4. Missing values, not at random: For the pretrial data covered in the lecture, clean the `ImposedSentenceAllChargeInContactEvent` variable as well as you can, and explain the choices you make. (Hint: Look at the `SentenceTypeAllChargesAtConvictionInContactEvent` variable.)

```
# pip install pandas

import pandas as pd
import numpy as np

df = pd.read_csv('/Users/tamerafang/PycharmProjects/DataWrangling/venv/VirginiaPretrialData2017.csv', low_memory=False)

length = df['ImposedSentenceAllChargeInContactEvent'] # temp length, col UF
type = df['SentenceTypeAllChargesAtConvictionInContactEvent'] # temp type, from hint, col UE

length = pd.to_numeric(length,errors='coerce') # convert length to numeric and non-numeric as missing

length_NA = length.isnull() # identify missing values
print( np.sum(length_NA),'\n') # check sum of missing
print( pd.crosstab(length_NA, type), '\n') # check length against type

length = length.mask( type == 4, 0) # replace type 4 length to 0
length = length.mask( type == 9, np.nan) # replace type 9 length with np.nan

length_NA = length.isnull() # identify missing values again
print( pd.crosstab(length_NA, type), '\n') # check length against type
print( np.sum(length_NA),'\n') # check length sum of missing, there are fewer now

df['ImposedSentenceAllChargeInContactEvent'] = length # replace data with clean version
del length, type # delete temp length/type variables
```
Explanation: Like the previous questions, we extract and make temporary vectors for the columns we're cleaning, so in this case we have length and type. Next, we convert the sentence length data to numeric values and all the non-numeric ones to np.nan to represent it as missing. We then identify the missing values and sum it up to see where we're at in the data cleaning process. For visualization, we check missing values in length against type. Then, we replace type 4 lengths with 0, for they are dismissed charges. We also replace type 9 length with np.nan as they are considered missing. After cleaning this up, we check our missing values again for verification and notice that the missing elements have significantly gone down. Once clean, we replace the previous messy columns with our new clean columns, also ensuring to delete the old temporary ones in the end.


**Q3.** Many important datasets contain a race variable, typically limited to a handful of values often including Black, White, Asian, Latino, and Indigenous. This question looks at data gathering efforts on this variable by the U.S. Federal government.

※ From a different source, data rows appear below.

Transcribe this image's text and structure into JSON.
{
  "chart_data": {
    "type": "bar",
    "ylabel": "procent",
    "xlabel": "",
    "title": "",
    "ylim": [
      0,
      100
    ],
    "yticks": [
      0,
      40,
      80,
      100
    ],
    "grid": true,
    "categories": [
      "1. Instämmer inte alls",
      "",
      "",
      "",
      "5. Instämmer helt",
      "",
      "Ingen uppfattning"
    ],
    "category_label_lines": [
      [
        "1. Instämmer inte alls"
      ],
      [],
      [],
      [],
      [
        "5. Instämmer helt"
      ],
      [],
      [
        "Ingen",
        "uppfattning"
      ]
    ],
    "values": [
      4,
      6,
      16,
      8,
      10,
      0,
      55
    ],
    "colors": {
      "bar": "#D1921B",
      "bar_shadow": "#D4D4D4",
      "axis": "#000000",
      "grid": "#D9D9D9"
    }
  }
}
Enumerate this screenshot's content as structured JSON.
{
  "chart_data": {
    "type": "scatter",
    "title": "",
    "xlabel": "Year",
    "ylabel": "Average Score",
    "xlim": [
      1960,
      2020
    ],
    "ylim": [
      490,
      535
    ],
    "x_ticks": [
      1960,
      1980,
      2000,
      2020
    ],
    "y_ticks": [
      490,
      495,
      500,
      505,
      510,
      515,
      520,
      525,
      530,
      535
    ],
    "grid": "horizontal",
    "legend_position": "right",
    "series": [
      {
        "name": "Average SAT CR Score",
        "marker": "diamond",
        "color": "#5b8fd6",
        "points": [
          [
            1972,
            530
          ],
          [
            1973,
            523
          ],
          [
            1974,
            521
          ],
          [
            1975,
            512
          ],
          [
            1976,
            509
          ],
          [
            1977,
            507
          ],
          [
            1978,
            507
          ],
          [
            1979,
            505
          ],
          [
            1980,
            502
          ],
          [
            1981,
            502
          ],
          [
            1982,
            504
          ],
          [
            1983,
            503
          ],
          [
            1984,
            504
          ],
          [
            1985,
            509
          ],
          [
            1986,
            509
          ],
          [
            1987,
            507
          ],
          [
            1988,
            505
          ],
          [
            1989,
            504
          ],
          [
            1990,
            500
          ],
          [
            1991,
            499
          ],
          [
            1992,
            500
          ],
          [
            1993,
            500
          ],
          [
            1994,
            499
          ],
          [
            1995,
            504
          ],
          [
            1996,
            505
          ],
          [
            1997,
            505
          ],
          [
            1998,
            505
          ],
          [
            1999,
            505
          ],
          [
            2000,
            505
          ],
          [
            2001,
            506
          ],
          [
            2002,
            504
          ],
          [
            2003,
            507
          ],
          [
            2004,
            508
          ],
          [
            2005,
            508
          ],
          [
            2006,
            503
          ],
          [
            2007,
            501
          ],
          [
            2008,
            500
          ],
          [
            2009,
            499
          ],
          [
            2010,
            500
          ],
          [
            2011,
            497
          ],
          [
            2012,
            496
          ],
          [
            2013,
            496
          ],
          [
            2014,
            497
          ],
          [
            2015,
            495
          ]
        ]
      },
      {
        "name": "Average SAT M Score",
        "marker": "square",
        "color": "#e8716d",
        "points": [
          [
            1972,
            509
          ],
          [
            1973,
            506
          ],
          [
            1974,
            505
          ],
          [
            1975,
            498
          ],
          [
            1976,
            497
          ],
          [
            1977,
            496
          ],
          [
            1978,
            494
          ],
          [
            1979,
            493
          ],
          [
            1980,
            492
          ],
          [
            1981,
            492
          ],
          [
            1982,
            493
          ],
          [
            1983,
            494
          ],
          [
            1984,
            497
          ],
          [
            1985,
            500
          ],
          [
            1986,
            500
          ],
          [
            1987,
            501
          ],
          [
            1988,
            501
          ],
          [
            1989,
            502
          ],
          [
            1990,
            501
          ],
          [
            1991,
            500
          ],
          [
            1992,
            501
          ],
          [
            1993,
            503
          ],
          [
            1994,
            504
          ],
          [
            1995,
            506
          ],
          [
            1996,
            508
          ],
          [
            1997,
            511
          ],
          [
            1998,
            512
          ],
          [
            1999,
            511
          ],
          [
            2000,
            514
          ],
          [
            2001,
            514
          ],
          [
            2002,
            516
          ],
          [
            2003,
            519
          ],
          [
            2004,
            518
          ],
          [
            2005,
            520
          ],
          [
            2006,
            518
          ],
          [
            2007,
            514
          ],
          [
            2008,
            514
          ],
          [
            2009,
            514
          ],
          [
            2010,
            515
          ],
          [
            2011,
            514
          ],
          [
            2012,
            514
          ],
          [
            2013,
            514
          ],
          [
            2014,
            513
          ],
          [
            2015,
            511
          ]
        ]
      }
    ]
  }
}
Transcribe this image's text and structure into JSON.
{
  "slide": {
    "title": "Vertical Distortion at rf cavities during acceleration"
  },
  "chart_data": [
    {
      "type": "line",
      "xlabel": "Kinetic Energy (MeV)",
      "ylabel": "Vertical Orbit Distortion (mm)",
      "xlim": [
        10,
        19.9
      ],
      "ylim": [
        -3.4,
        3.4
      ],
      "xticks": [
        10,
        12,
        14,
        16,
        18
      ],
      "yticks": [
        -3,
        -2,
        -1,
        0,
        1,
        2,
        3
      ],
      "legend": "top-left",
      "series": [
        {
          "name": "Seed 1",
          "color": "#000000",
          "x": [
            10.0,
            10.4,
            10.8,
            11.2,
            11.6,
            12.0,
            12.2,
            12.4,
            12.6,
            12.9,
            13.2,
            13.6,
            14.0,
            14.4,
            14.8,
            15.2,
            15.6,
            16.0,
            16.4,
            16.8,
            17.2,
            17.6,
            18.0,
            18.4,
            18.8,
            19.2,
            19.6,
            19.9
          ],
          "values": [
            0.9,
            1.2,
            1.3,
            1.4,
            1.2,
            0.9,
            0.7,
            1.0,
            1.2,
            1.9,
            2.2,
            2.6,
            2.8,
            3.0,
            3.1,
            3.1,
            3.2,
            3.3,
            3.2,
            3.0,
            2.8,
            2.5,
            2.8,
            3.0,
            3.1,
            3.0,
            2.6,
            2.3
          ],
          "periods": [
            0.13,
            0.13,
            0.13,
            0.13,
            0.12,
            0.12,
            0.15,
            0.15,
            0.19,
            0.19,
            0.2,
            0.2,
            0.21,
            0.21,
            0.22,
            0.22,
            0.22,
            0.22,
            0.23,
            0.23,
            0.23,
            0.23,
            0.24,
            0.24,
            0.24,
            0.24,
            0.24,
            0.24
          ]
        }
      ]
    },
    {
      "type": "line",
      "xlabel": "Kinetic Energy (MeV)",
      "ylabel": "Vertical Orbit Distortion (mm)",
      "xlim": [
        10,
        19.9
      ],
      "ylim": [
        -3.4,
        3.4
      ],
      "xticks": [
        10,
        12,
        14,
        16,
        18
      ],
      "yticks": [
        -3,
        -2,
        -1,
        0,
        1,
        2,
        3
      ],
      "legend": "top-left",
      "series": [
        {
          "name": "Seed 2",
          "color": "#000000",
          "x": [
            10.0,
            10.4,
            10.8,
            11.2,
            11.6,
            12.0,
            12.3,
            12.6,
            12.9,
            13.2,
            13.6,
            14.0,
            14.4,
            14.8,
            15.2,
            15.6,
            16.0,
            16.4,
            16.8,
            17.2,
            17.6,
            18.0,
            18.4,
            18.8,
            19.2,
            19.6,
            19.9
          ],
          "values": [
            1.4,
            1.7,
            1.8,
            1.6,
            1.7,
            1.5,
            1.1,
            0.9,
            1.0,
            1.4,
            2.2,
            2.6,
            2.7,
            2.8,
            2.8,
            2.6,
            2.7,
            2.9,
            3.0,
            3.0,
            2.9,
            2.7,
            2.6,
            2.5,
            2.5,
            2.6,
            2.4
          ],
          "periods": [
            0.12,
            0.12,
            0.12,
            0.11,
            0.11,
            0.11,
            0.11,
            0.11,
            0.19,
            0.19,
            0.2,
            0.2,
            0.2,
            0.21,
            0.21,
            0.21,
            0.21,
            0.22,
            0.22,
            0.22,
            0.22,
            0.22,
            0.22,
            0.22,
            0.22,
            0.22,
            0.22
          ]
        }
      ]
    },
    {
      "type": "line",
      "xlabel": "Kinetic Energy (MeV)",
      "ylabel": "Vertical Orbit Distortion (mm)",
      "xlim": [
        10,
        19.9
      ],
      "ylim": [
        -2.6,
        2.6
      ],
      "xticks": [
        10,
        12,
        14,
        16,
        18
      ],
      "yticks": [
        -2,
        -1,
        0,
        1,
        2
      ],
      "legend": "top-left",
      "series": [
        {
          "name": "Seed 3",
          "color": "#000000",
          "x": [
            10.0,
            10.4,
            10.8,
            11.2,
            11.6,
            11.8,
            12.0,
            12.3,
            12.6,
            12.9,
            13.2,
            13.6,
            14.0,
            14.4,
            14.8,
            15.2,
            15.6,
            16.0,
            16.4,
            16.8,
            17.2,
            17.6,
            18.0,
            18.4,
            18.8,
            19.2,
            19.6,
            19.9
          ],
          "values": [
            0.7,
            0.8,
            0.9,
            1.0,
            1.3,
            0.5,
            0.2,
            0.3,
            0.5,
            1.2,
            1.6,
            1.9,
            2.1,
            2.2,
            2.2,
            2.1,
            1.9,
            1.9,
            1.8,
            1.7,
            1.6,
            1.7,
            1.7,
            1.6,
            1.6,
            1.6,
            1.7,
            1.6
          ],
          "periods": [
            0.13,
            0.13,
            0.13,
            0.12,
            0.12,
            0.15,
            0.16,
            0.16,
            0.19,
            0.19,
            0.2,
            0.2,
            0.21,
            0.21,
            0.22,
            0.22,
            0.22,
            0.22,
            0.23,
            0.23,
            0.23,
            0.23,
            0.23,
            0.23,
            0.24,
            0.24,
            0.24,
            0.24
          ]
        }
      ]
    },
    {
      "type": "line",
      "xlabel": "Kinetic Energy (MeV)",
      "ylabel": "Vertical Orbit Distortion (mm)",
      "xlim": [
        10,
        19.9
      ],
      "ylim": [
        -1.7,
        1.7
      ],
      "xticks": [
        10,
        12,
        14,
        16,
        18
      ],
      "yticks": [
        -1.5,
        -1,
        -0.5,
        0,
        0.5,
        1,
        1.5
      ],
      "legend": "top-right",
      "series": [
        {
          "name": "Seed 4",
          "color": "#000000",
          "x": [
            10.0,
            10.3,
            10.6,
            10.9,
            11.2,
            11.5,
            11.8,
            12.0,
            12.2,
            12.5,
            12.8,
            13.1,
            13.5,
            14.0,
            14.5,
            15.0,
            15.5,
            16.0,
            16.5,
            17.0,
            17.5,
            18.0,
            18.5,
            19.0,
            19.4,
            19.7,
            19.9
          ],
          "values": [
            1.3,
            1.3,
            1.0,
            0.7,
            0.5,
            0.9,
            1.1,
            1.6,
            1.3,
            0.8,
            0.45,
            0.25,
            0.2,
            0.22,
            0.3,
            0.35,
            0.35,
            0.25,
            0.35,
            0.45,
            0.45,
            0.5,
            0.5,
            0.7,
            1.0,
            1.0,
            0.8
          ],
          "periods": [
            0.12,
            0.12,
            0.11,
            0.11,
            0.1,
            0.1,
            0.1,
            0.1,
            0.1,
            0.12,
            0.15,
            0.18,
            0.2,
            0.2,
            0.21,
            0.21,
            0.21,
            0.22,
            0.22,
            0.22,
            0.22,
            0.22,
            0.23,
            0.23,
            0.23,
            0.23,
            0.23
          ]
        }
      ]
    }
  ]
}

1. How did the most recent US Census gather data on race?
2. Why do we gather these data? What role do these kinds of data play in politics and society? Why does data quality matter?
3. Please provide a constructive criticism of how the Census was conducted: What was done well? What do you think was missing? How should future large scale surveys be adjusted to best reflect the diversity of the population? Could some of the Census' good practices be adopted more widely to gather richer and more useful data?
4. How did the Census gather data on sex and gender? Please provide a similar constructive criticism of their practices.
5. When it comes to cleaning data, what concerns do you have about protected characteristics like sex, gender, sexual identity, or race? What challenges can you imagine arising when there are missing values? What good or bad practices might people adopt, and why?
6. Suppose someone invented an algorithm to impute values for protected characteristics like race, gender, sex, or sexuality. What kinds of concerns would you have?